Great! However it did give the option to download another hard copy of the form. What I want to know is why they are still sending out forms which say you can complete online when it just is not so. So much for the age of electronic communication!
There are schools and colleges where they no longer communicate in any other way than electronically. They call themselves “paperless colleges”. If they can do it, why can’t the tax office?
Even the cathedral in Santaigo de Compostela has entered the electronic age and you can now buy tickets online. I wonder if it will also manage electronically to prevent theft of holy relics this year.
Mind you, the paperless colleges must suffer when there’s a power cut and suddenly you need paper copies of the handouts and old-fashioned write-on boards instead of electronic whiteboards.
And then some people use electronic communication as a way of hiding themselves away. A friend and I have recently (well, since a week or so before Christmas) been trying to organise a get-together of a smallish group of friends and former colleagues. The first friend and I check our email regularly but it seems that some of the others don’t. You hear from them gradually over a week or so by which time the window of meeting opportunity has gone. They don’t even seem to check their mobile phones for messages. One of them is an ITC teacher so you would think she’d be up to speed. But no, this is not the case. It would seem that the only email address she has is her work email and she doesn’t check that during the holidays. When she gets back to college next week she’ll have a zillion emails to check through. So much easier to have a private email as well and issue it to selected friends and acquaintances. As I said a little further up the page, so much for electronic communication.
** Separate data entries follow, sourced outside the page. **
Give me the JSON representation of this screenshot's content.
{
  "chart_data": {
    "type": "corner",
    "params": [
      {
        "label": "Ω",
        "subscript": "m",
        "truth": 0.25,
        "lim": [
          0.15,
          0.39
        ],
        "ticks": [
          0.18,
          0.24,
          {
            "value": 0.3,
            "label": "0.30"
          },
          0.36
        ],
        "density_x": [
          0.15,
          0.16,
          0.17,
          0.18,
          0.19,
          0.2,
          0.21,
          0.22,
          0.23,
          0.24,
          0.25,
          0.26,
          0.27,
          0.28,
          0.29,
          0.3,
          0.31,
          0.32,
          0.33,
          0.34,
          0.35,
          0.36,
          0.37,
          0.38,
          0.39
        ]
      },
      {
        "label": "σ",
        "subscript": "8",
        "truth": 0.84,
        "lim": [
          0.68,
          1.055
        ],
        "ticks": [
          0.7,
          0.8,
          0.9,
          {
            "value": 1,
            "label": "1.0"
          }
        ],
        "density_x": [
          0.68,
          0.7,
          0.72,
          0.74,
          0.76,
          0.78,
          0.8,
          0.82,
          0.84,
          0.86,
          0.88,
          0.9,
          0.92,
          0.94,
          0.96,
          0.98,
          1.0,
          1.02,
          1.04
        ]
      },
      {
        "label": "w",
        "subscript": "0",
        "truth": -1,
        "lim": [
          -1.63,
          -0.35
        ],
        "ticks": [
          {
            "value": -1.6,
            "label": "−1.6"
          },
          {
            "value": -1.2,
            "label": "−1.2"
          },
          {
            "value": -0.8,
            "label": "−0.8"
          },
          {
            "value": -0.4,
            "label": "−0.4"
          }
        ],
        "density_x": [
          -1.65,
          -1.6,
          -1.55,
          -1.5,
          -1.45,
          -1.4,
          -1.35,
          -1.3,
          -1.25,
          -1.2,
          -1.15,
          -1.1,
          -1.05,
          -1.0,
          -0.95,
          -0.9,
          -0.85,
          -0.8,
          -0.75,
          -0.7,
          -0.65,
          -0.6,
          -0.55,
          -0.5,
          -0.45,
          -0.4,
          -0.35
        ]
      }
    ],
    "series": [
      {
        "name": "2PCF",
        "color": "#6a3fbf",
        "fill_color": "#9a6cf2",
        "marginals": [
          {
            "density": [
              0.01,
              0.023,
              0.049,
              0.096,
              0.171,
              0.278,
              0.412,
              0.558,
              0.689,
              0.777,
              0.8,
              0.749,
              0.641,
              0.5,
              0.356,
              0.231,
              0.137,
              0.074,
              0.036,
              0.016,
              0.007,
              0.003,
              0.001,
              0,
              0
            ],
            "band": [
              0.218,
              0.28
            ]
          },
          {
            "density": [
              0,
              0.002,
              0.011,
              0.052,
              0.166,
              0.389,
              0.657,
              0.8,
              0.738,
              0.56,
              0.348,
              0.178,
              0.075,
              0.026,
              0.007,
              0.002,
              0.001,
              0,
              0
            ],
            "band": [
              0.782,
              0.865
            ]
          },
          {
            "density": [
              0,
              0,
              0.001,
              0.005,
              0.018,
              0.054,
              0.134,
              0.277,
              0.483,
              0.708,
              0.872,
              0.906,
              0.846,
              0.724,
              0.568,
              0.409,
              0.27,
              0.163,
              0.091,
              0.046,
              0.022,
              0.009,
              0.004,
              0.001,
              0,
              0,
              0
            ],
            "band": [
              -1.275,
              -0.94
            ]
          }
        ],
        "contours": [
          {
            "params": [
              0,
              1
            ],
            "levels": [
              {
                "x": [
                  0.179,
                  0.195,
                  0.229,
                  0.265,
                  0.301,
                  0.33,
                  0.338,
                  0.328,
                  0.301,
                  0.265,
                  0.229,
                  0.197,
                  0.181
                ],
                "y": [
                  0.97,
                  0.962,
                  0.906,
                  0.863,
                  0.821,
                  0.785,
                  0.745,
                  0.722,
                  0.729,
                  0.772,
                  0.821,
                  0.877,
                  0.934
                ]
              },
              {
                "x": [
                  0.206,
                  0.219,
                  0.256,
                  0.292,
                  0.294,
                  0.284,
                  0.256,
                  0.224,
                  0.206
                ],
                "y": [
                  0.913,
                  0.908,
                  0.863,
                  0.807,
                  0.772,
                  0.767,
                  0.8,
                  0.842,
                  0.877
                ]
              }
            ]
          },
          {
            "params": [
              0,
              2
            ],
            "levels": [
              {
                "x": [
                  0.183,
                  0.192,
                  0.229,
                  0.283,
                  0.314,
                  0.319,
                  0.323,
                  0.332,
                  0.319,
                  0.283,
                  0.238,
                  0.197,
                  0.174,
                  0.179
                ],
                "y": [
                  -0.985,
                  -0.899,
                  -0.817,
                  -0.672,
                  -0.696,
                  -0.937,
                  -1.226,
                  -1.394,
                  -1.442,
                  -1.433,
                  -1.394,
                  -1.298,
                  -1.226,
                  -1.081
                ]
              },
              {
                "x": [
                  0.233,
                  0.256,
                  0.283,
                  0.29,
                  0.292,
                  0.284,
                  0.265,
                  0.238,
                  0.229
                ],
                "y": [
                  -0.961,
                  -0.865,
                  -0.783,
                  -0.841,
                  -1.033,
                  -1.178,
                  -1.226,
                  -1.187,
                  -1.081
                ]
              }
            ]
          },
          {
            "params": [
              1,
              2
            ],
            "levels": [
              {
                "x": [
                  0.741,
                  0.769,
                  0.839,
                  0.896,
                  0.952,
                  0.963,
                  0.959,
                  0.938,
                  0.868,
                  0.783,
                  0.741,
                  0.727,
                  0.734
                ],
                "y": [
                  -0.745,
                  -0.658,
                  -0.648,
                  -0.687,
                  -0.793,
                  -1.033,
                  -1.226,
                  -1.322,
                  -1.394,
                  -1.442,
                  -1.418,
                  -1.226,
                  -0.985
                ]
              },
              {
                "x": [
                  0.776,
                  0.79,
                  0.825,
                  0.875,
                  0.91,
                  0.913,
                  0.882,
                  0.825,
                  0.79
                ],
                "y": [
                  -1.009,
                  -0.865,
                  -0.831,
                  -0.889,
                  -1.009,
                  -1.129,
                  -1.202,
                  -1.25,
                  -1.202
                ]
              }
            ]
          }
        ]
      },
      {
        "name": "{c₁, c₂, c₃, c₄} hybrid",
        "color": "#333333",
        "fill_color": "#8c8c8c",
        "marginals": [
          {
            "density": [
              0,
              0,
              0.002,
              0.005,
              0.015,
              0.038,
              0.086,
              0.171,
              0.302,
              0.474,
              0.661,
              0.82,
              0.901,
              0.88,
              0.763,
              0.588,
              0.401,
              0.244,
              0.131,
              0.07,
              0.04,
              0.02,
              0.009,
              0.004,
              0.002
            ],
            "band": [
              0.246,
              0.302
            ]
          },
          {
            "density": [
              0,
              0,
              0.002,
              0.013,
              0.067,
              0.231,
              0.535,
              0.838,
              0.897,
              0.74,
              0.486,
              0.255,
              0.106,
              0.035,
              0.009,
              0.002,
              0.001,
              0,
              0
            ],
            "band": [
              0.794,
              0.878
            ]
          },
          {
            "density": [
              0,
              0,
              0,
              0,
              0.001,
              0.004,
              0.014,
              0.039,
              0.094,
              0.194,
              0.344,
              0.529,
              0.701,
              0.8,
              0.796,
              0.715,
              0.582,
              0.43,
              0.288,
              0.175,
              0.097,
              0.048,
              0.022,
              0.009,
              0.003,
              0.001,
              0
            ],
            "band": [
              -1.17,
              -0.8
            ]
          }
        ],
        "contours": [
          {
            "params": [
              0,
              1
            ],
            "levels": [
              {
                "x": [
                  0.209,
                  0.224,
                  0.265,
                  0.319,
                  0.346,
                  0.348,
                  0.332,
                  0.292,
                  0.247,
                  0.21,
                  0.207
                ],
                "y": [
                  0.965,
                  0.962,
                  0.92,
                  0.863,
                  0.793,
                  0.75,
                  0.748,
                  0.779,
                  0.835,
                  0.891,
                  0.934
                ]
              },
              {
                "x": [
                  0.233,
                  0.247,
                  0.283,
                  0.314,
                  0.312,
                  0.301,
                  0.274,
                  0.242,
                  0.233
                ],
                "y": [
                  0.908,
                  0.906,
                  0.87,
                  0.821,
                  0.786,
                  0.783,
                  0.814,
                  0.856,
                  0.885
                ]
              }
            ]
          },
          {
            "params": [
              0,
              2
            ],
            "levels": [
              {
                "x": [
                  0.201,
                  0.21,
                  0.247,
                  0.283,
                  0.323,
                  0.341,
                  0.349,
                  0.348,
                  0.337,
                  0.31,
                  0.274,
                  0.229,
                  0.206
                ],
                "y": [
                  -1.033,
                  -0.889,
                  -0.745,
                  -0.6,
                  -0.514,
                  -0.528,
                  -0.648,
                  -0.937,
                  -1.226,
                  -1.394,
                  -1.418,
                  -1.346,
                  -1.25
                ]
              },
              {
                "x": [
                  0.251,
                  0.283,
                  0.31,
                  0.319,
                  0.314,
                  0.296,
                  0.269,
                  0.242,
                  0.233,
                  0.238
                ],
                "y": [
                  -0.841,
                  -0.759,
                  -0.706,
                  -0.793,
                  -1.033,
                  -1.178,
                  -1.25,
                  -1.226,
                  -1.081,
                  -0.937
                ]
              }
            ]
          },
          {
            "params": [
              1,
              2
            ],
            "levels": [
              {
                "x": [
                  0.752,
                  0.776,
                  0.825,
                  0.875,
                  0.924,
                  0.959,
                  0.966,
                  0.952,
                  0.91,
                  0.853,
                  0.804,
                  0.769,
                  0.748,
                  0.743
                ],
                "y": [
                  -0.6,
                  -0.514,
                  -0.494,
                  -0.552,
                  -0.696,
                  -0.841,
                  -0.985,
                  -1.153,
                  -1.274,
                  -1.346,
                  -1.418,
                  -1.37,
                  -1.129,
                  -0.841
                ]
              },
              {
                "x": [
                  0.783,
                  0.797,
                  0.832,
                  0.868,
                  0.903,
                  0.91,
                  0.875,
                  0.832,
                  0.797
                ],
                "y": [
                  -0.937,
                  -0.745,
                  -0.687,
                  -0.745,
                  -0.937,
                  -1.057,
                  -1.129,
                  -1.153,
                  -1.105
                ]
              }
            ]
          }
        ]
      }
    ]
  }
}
As for me, today I’ve read the papers online as usual, downloaded a recipe form El País and come across a little feel-good story from La Voz de Galicia. Here goes:
The first baby born in Cangas in 2013, a little girl called Emma who arrived at 1.38 on New Year’s Morning has received a present from the boat company Mar de Ons. She can have free travel on the boat between Cangas and Vigo until her 18th birthday. It’s part of Mar de Ons celebrating 20 years on the ferry business and should save her family a bit of money over the years: the ride form Cangas to Vigo is currently €2.10.